Answer
$(a)\space \vec r=R(cos\theta\space i+sin\theta\space j)$
$(b)\space \theta=(\frac{2\pi}{T})\space t$
$(c)\space a=\frac{V^{2}}{R}$
Work Step by Step
Please see the attached image first.
(a) Let's assume point P(x,y) is the position of the particle at a certain time & we can write the position vector $(\vec r)$ as follows.
$\vec r=(OA)i+(AP)j= Rcos\theta\space i+Rsin\theta\space j$
$\vec r=R(cos\theta\space i+sin\theta\space j)$
(b) We know, that the rotation period (T) of the particle can express as follows.
$T=\frac{2\pi}{\omega}-(1)$
Also we know that the $\frac{\theta}{t}=\omega-(2)$
Let's apply the value of $\omega$ from equation (1) into (2). Then we get,
$\frac{\theta}{t}=\frac{2\pi}{T}=\gt\theta=(\frac{2\pi}{T})t$
(c)$\space \vec r=R(cos\theta\space i+sin\theta\space j)$
Let's differentiate this equation by t & we get the velocity of the particle.
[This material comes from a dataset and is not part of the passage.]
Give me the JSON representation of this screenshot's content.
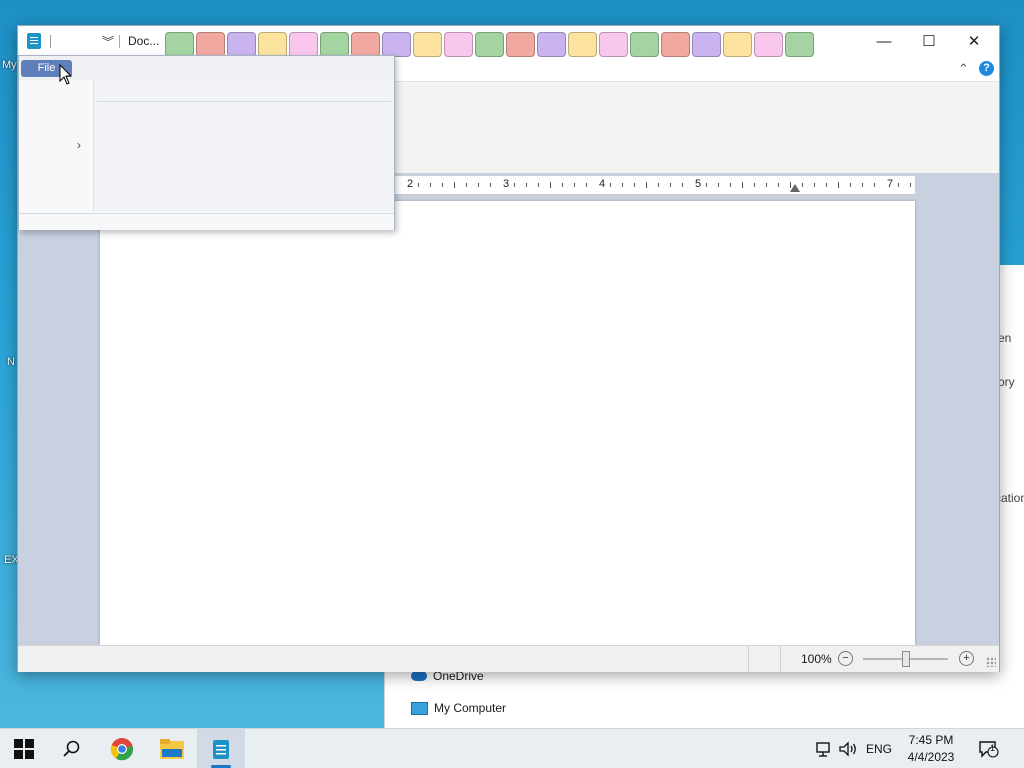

$\frac{d}{dt}\vec r=R(\frac{d}{dt}cos\theta\space i+\frac{d}{dt}sin\theta\space j)$
$\vec V=R(-sin\theta\times\frac{d\theta}{dt}\space i+cos\theta\times\frac{d\theta}{dt}\space j)$
We know, $d\theta /dt=\omega,$ So we can get,
$\vec V=R\omega(-sin\theta\space i+cos\theta\space j)$
Now we can differentiate the above velocity vector by t & we get the acceleration vector of the particle.
$\frac{d}{dt}\vec V= R\omega(\frac{-d}{dt}sin\theta\space i +\frac{d}{dt}cos\theta \space j)$
$\vec a= \frac{d}{dt}\vec V= R\omega(-cos\theta\frac{d\theta}{dt}\space i -sin\theta\frac{d\theta}{dt} \space j)$
$\vec a= -R\omega^{2}(cos\theta\space i-sin\theta\space j)-(3)$
The magnitude of the acceleration$= \sqrt {(R\omega^{2}cos\theta)^{2}+(-R\omega^{2}sin\theta)^{2}}$
$=\sqrt {R^{2}\omega^{4}(cos^{2}\theta +sin^{2}\theta)}=R\omega^{2}$
We know $V=r\omega$ & we get,
$a=R(\frac{V}{R})^{2}=\frac{V^{2}}{R}$